Anne assembled at the shore the greatest names of the court. Thomas Wade, the master of ceremonies, a man who had presided over every shore she had visited since she was a little girl. George Narbridge, Earl of Tamar, lord of Cornwall and the white shores of the south. John Forder, the Earl of Ouse, who held most of the eastern coast, lord of East Anglia and the Wash, where the great river that gave him his title opened out into the sea, a man with too many armies at his beck. John Greenway, Earl of Severn, guardian of the west coasts, Wales and all its peninsulas and bays, and the River Wye besides; his younger brother Robert, Lord Mersey, whose lands stretched up to Lancashire. Their father had held those shores and rivers alone, inheriting domains from his wife’s family as well as his own, but sickness had carried him off and the brothers had divided their land.
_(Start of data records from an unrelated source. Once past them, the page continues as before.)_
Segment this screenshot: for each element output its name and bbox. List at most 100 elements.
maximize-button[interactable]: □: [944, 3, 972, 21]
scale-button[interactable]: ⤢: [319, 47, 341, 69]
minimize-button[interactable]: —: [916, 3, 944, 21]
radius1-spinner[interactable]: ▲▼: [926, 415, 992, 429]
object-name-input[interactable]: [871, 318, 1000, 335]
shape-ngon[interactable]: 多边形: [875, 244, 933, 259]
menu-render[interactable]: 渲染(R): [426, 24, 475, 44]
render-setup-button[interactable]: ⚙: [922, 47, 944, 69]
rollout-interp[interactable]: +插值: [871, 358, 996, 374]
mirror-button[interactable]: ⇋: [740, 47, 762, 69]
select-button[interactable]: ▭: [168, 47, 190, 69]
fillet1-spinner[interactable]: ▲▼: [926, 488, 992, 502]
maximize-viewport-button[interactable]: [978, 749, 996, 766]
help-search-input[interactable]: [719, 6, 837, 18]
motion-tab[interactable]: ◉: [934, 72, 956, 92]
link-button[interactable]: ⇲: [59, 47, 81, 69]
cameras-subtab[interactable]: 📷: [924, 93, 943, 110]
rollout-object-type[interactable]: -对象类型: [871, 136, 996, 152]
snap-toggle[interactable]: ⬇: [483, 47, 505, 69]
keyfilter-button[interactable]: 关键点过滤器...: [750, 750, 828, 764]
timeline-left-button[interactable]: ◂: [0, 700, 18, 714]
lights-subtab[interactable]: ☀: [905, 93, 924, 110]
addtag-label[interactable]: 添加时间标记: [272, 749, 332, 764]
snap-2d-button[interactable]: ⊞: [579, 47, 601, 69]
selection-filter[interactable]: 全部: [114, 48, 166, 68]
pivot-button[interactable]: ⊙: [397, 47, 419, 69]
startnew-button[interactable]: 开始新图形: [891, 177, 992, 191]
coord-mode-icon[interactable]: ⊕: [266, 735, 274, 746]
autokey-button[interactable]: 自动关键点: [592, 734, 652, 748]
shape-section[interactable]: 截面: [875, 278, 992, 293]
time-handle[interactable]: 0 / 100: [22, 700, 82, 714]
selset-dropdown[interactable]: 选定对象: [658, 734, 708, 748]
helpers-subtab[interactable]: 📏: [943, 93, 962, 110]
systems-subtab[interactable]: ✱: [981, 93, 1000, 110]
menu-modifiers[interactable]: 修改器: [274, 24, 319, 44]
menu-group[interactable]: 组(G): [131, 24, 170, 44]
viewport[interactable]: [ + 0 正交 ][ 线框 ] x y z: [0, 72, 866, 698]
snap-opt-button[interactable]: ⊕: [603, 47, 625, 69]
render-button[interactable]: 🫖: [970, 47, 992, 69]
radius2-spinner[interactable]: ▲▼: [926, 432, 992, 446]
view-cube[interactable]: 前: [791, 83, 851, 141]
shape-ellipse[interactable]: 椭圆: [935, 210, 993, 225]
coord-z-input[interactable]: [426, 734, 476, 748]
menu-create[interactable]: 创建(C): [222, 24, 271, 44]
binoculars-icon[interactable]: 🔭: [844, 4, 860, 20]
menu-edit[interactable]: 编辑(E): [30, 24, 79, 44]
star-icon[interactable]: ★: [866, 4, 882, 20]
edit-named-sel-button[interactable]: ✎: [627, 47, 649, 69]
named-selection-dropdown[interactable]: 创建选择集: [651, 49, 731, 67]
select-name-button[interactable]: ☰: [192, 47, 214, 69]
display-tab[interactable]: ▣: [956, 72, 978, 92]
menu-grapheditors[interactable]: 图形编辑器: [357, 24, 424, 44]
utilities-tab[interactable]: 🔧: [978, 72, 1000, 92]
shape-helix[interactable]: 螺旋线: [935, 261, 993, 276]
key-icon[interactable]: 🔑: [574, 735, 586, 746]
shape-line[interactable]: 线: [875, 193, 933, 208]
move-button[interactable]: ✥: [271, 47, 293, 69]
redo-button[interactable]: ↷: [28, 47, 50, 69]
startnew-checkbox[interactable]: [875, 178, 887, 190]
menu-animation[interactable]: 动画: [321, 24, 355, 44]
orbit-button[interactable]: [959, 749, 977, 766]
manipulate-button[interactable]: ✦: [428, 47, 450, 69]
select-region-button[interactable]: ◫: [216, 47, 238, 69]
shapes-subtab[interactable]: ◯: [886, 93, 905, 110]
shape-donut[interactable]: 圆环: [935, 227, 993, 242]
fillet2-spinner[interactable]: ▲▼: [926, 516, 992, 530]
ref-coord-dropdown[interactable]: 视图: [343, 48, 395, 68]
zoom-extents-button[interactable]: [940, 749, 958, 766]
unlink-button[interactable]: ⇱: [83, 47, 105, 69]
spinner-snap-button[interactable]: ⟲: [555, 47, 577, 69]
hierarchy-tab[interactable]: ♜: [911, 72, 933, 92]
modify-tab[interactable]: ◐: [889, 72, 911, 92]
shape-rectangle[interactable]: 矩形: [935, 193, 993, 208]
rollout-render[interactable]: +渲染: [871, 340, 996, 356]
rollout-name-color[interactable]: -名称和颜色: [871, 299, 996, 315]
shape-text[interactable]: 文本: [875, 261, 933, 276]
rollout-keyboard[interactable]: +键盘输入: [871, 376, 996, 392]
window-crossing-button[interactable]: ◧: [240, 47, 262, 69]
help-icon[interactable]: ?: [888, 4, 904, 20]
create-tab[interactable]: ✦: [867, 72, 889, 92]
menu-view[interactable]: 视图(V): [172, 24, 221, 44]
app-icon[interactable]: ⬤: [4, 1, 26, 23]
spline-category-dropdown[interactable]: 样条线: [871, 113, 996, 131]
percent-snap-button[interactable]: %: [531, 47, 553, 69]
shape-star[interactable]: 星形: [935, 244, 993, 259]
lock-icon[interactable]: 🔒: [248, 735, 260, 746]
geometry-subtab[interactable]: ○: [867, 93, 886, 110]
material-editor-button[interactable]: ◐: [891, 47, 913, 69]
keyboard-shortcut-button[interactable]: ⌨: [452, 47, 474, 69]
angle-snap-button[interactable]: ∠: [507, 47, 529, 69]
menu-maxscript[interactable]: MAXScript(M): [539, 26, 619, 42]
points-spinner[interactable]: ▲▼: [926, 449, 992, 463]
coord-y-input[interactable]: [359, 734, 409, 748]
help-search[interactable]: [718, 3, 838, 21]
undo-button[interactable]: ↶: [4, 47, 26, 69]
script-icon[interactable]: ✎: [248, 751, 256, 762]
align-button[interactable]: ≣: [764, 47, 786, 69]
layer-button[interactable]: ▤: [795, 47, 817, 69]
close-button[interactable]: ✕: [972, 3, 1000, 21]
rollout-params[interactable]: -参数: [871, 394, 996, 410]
Erzebet hadn’t liked it, hadn’t trusted the chances that their heirs would manage as peacefully together as they did, but she had been unable to break their father’s bequest; she had revived the Earldom of Mersey for Robert by way of a boon, and had been watching for suitable wives for both their sons, some means to tie the broken coast back together. And Thomas Hakebourne, Earl of Tay, ruler of the cold shores of the North, the Humber Estuary, the Spey and the Clyde and the Tweed, a man Erzebet had called loyal unto death. Hakebourne had gone up to Scotland with Anne’s father, fought armies to a standstill, thrown his life at the battlefield and emerged with Erzebet’s favour. Erzebet had not quite this spelled out, but Anne was aware that Hakebourne was a third son. Erzebet’s choice was a sharp one. With no estates of his own to inherit, Erzebet’s favour was the only thing that stood between him and a life as a lieutenant or a monk. It had been the kind of loyalty Erzebet liked, the loyalty of gratitude. The loyalty of a man who knew how poor his other choices were. Hakebourne stood beside the water, bull-shouldered and stern-faced. Anne had heard his name in court far more than she had seen his face; mostly he had remained in Scotland, ruling with a steady, relentless hand. But he had heard her summons and he had come at once. He had bowed before her. He stood, among the other men, ready to watch Anne walk alone into the water.
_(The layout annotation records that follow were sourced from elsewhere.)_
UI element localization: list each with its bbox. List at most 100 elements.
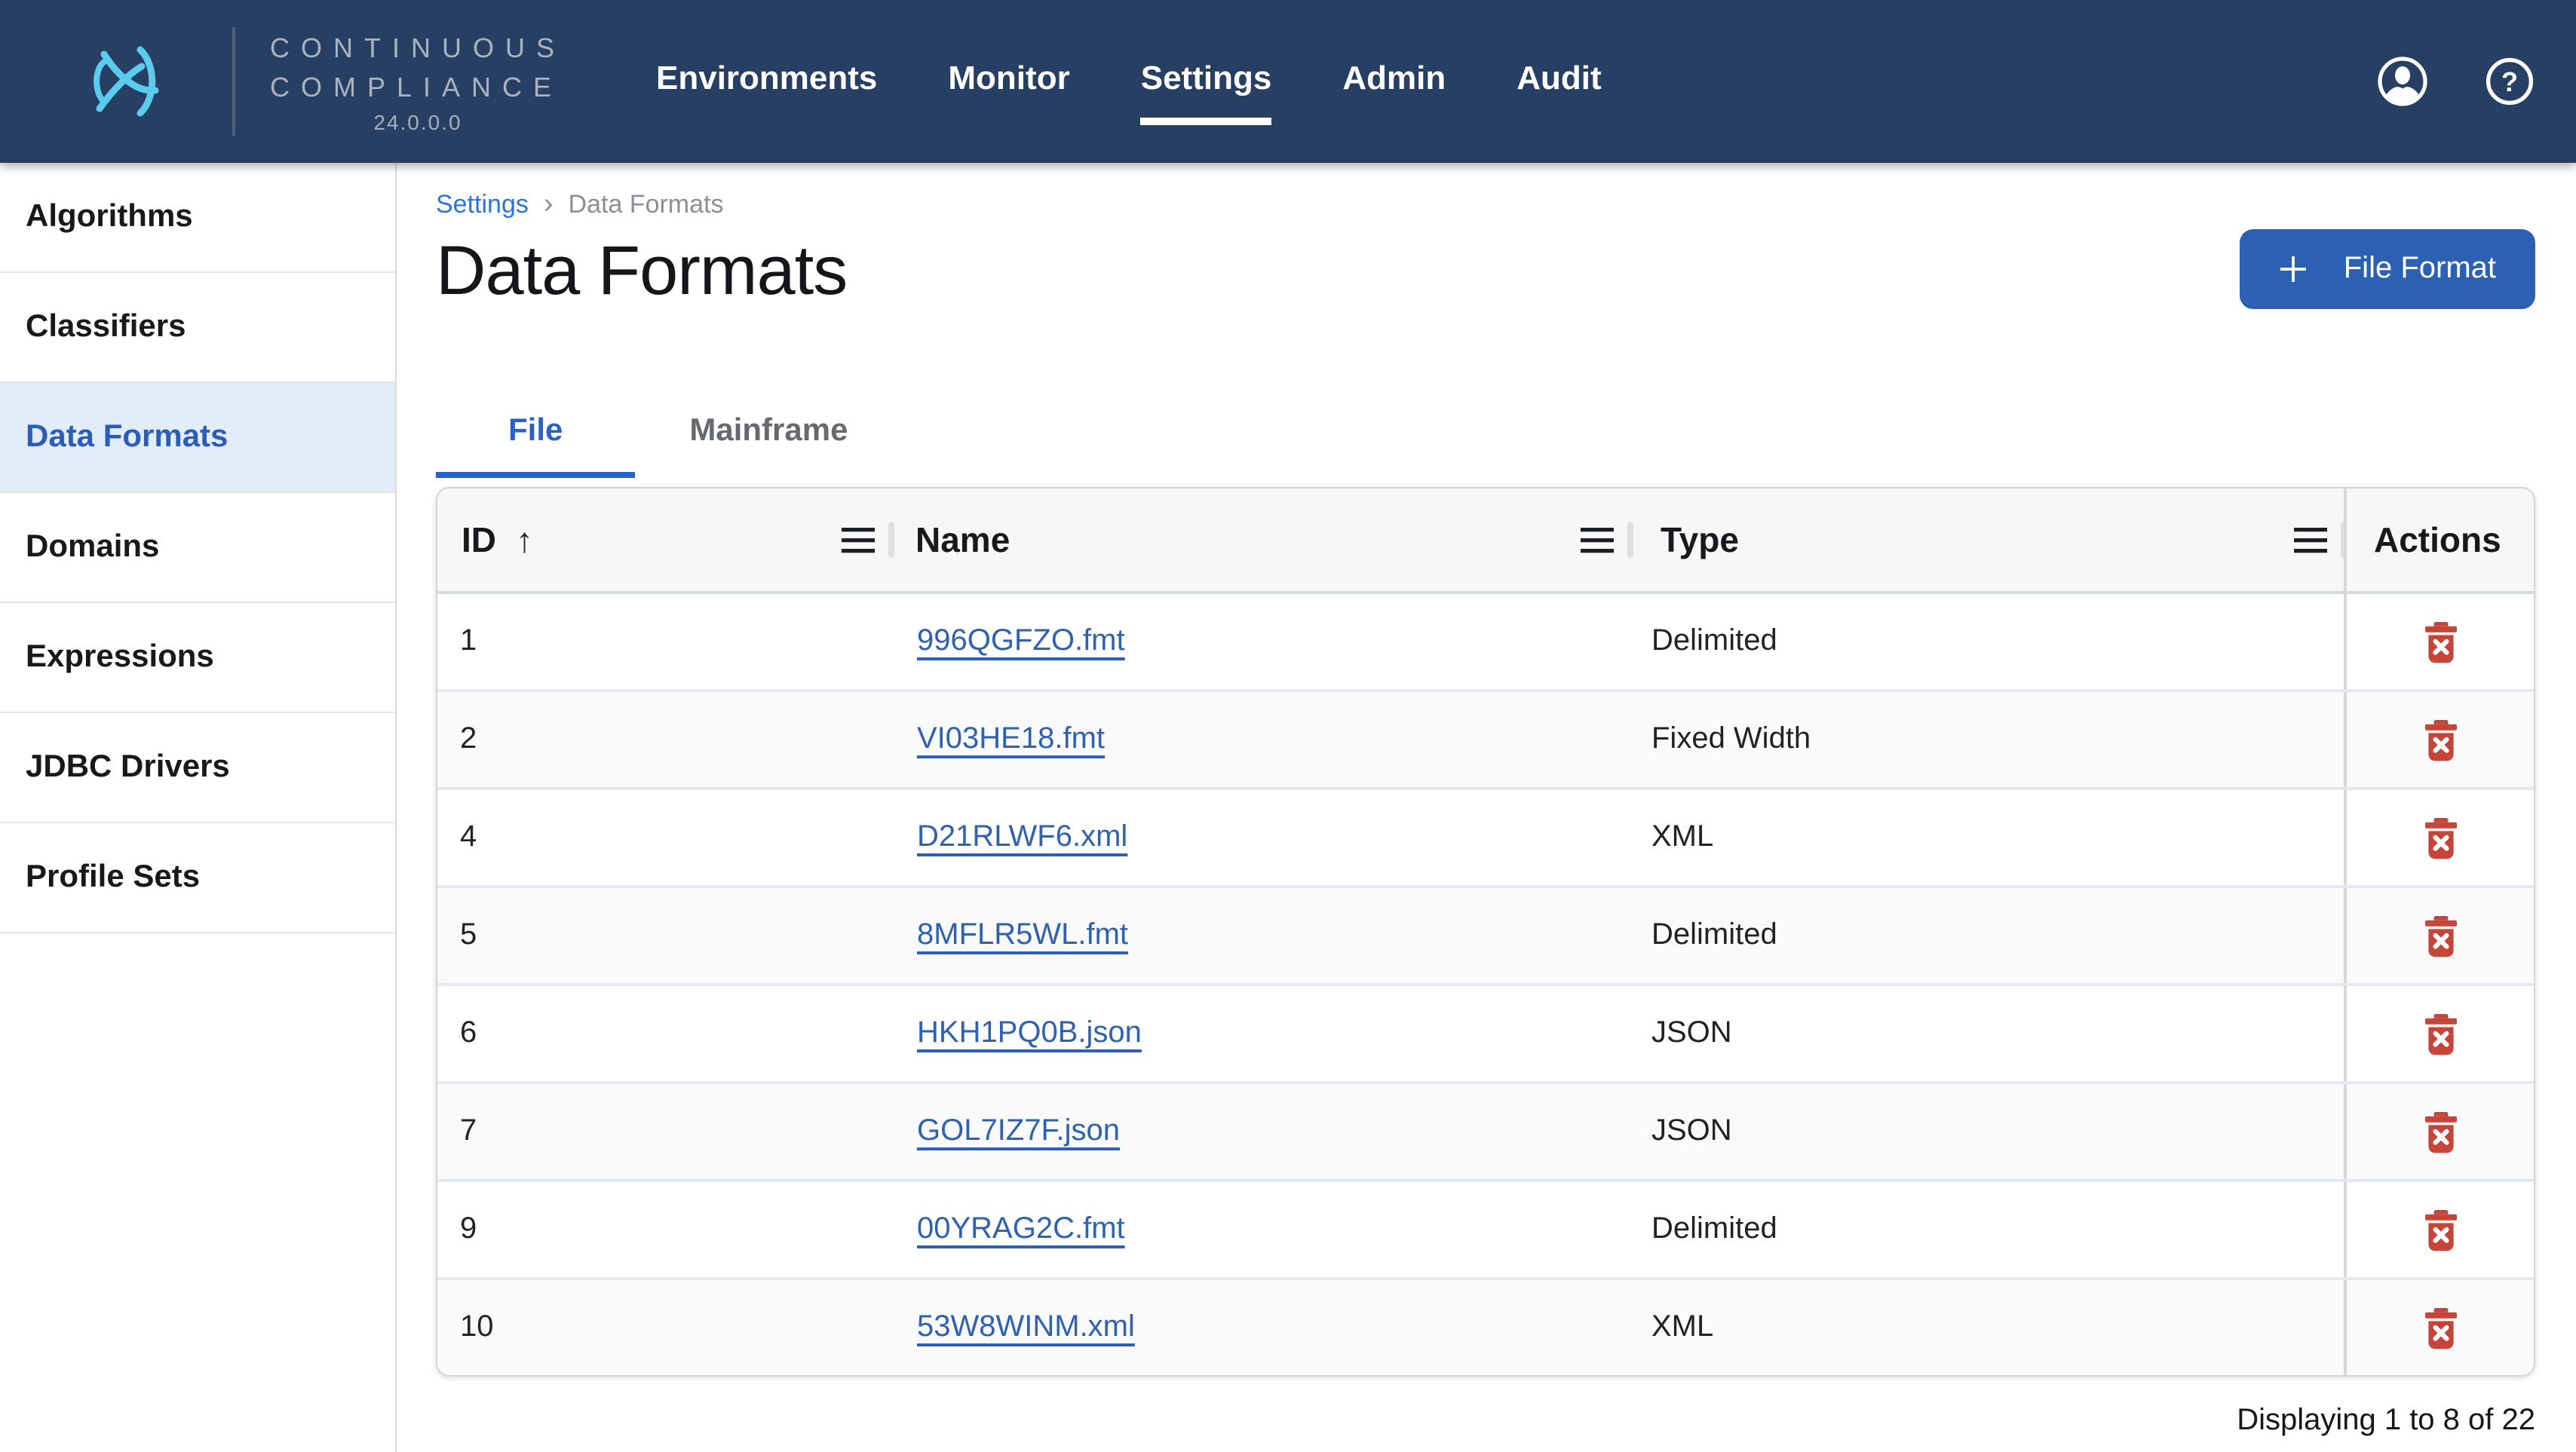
delete-icon[interactable] bbox=[2420, 1107, 2461, 1156]
add-button-label: File Format bbox=[2344, 252, 2496, 286]
column-header-name[interactable]: Name bbox=[894, 489, 1633, 591]
sidebar-item-data-formats[interactable]: Data Formats bbox=[0, 383, 395, 493]
format-name-link[interactable]: 53W8WINM.xml bbox=[917, 1310, 1135, 1345]
pagination-status: Displaying 1 to 8 of 22 bbox=[436, 1404, 2535, 1438]
plus-icon bbox=[2279, 255, 2308, 283]
brand-line1: CONTINUOUS bbox=[270, 29, 566, 68]
column-menu-icon[interactable] bbox=[2294, 527, 2327, 553]
row-type-cell: XML bbox=[1633, 790, 2347, 885]
sidebar-item-expressions[interactable]: Expressions bbox=[0, 603, 395, 713]
sidebar-item-domains[interactable]: Domains bbox=[0, 493, 395, 603]
row-actions-cell bbox=[2344, 594, 2534, 689]
table-row: 10 53W8WINM.xml XML bbox=[437, 1277, 2534, 1375]
row-id-cell: 9 bbox=[437, 1182, 894, 1277]
nav-item-audit[interactable]: Audit bbox=[1516, 53, 1601, 110]
app-window: CONTINUOUS COMPLIANCE 24.0.0.0 Environme… bbox=[0, 0, 2576, 1452]
svg-text:?: ? bbox=[2501, 66, 2518, 97]
table-row: 2 VI03HE18.fmt Fixed Width bbox=[437, 689, 2534, 787]
sidebar-item-jdbc-drivers[interactable]: JDBC Drivers bbox=[0, 713, 395, 823]
format-name-link[interactable]: GOL7IZ7F.json bbox=[917, 1114, 1120, 1149]
row-type-cell: XML bbox=[1633, 1280, 2347, 1375]
delete-icon[interactable] bbox=[2420, 1303, 2461, 1352]
format-name-link[interactable]: D21RLWF6.xml bbox=[917, 820, 1127, 855]
tab-mainframe[interactable]: Mainframe bbox=[635, 384, 902, 478]
column-header-id[interactable]: ID ↑ bbox=[437, 489, 894, 591]
title-row: Data Formats File Format bbox=[436, 229, 2535, 309]
sidebar-item-algorithms[interactable]: Algorithms bbox=[0, 163, 395, 273]
row-name-cell: HKH1PQ0B.json bbox=[894, 986, 1633, 1081]
row-id-cell: 1 bbox=[437, 594, 894, 689]
format-name-link[interactable]: 8MFLR5WL.fmt bbox=[917, 918, 1128, 953]
row-actions-cell bbox=[2344, 1280, 2534, 1375]
delete-icon[interactable] bbox=[2420, 1009, 2461, 1058]
row-actions-cell bbox=[2344, 1084, 2534, 1179]
row-id-cell: 5 bbox=[437, 888, 894, 983]
nav-icons: ? bbox=[2377, 56, 2534, 107]
delete-icon[interactable] bbox=[2420, 813, 2461, 862]
nav-item-settings[interactable]: Settings bbox=[1141, 53, 1272, 110]
breadcrumb: Settings › Data Formats bbox=[436, 187, 2535, 223]
column-menu-icon[interactable] bbox=[1581, 527, 1614, 553]
user-icon[interactable] bbox=[2377, 56, 2428, 107]
row-actions-cell bbox=[2344, 888, 2534, 983]
row-type-cell: JSON bbox=[1633, 1084, 2347, 1179]
table-row: 1 996QGFZO.fmt Delimited bbox=[437, 594, 2534, 689]
column-header-type[interactable]: Type bbox=[1633, 489, 2347, 591]
row-name-cell: 8MFLR5WL.fmt bbox=[894, 888, 1633, 983]
delphix-logo-icon bbox=[54, 44, 193, 119]
brand-version: 24.0.0.0 bbox=[270, 110, 566, 134]
format-tabs: FileMainframe bbox=[436, 384, 2535, 478]
breadcrumb-settings-link[interactable]: Settings bbox=[436, 190, 529, 220]
brand: CONTINUOUS COMPLIANCE 24.0.0.0 bbox=[0, 0, 566, 163]
table-row: 7 GOL7IZ7F.json JSON bbox=[437, 1081, 2534, 1179]
row-type-cell: Delimited bbox=[1633, 1182, 2347, 1277]
delete-icon[interactable] bbox=[2420, 715, 2461, 764]
brand-text: CONTINUOUS COMPLIANCE 24.0.0.0 bbox=[270, 29, 566, 134]
row-name-cell: VI03HE18.fmt bbox=[894, 692, 1633, 787]
column-resize-handle[interactable] bbox=[888, 522, 894, 558]
brand-divider bbox=[232, 27, 235, 136]
row-name-cell: 996QGFZO.fmt bbox=[894, 594, 1633, 689]
nav-item-admin[interactable]: Admin bbox=[1342, 53, 1446, 110]
table-row: 4 D21RLWF6.xml XML bbox=[437, 787, 2534, 885]
row-actions-cell bbox=[2344, 1182, 2534, 1277]
main-content: Settings › Data Formats Data Formats Fil… bbox=[397, 163, 2576, 1452]
row-actions-cell bbox=[2344, 986, 2534, 1081]
row-type-cell: Fixed Width bbox=[1633, 692, 2347, 787]
nav-item-monitor[interactable]: Monitor bbox=[948, 53, 1069, 110]
breadcrumb-current: Data Formats bbox=[569, 190, 724, 220]
page-title: Data Formats bbox=[436, 231, 847, 307]
format-name-link[interactable]: HKH1PQ0B.json bbox=[917, 1016, 1142, 1051]
settings-sidebar: AlgorithmsClassifiersData FormatsDomains… bbox=[0, 163, 397, 1452]
nav-item-environments[interactable]: Environments bbox=[656, 53, 877, 110]
format-name-link[interactable]: 996QGFZO.fmt bbox=[917, 624, 1125, 659]
column-header-actions: Actions bbox=[2344, 489, 2534, 591]
format-name-link[interactable]: VI03HE18.fmt bbox=[917, 722, 1105, 757]
sidebar-item-profile-sets[interactable]: Profile Sets bbox=[0, 823, 395, 933]
row-type-cell: Delimited bbox=[1633, 594, 2347, 689]
tab-file[interactable]: File bbox=[436, 384, 635, 478]
table-body: 1 996QGFZO.fmt Delimited 2 VI03HE18.fmt … bbox=[437, 594, 2534, 1375]
row-id-cell: 10 bbox=[437, 1280, 894, 1375]
row-name-cell: 00YRAG2C.fmt bbox=[894, 1182, 1633, 1277]
sidebar-item-classifiers[interactable]: Classifiers bbox=[0, 273, 395, 383]
data-formats-table: ID ↑ Name bbox=[436, 487, 2535, 1377]
delete-icon[interactable] bbox=[2420, 1205, 2461, 1254]
add-file-format-button[interactable]: File Format bbox=[2240, 229, 2535, 309]
row-id-cell: 2 bbox=[437, 692, 894, 787]
help-icon[interactable]: ? bbox=[2486, 57, 2534, 106]
row-name-cell: D21RLWF6.xml bbox=[894, 790, 1633, 885]
chevron-right-icon: › bbox=[544, 189, 554, 221]
delete-icon[interactable] bbox=[2420, 617, 2461, 666]
table-row: 6 HKH1PQ0B.json JSON bbox=[437, 983, 2534, 1081]
main-nav: Environments Monitor Settings Admin Audit bbox=[656, 53, 1602, 110]
sort-asc-icon[interactable]: ↑ bbox=[516, 519, 533, 560]
row-id-cell: 4 bbox=[437, 790, 894, 885]
row-actions-cell bbox=[2344, 790, 2534, 885]
column-resize-handle[interactable] bbox=[1627, 522, 1633, 558]
top-navbar: CONTINUOUS COMPLIANCE 24.0.0.0 Environme… bbox=[0, 0, 2576, 163]
format-name-link[interactable]: 00YRAG2C.fmt bbox=[917, 1212, 1125, 1247]
delete-icon[interactable] bbox=[2420, 911, 2461, 960]
column-menu-icon[interactable] bbox=[842, 527, 875, 553]
row-name-cell: 53W8WINM.xml bbox=[894, 1280, 1633, 1375]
And Claybrook, too, the murderer; Claybrook, Lord Thames, was there. The great house of Claybrook. He was of her court, and he would bend to her rule. Anne dismounted from her horse and made her own way to the shore, disrobing without aid, stripping off garment after rigid garment until her skin, her fragile, royal flesh, was clothed in nothing but air, cold wind wrapping round her and icy water tingling beneath her feet.
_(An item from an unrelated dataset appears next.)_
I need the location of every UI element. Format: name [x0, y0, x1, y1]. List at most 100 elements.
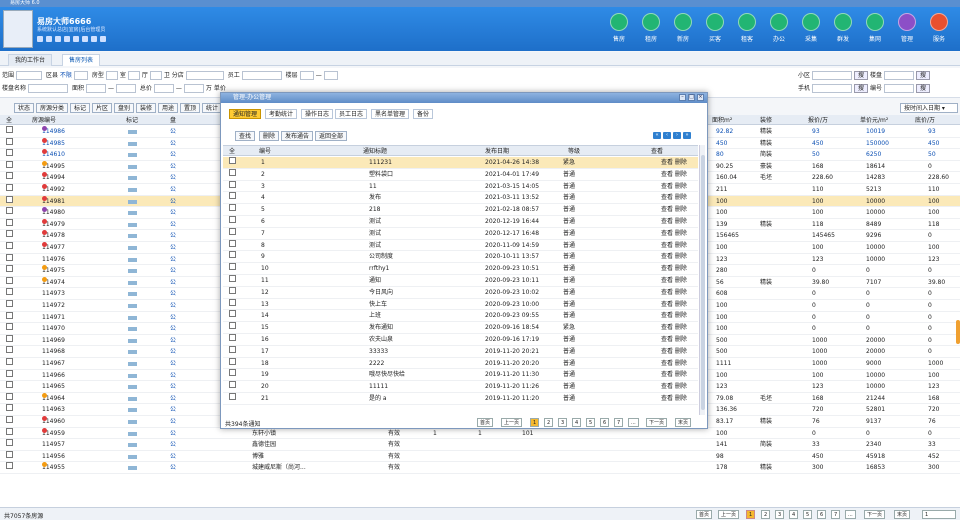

“Our great house has suffered,” she said, raising her voice. “God has seen fit to test our nation with misfortunes. And we have not broken beneath their weight. We shall endure. I stand before you and speak with my grandfather’s voice; I go forth into the sea bearing his blood in my veins, and that blood is the blood of England, and shall never be washed away.”

“Amen,” came a voice. It was Hakebourne’s, and after a moment, the other men followed him. They stood, crossing themselves, and watched her stand, their prayers ready to carry her out on the tide.

Anne turned on her shaky legs, sank into the cold rocking waves, and swam out to the bay, where the deepsmen waited, where Henry waited to join her.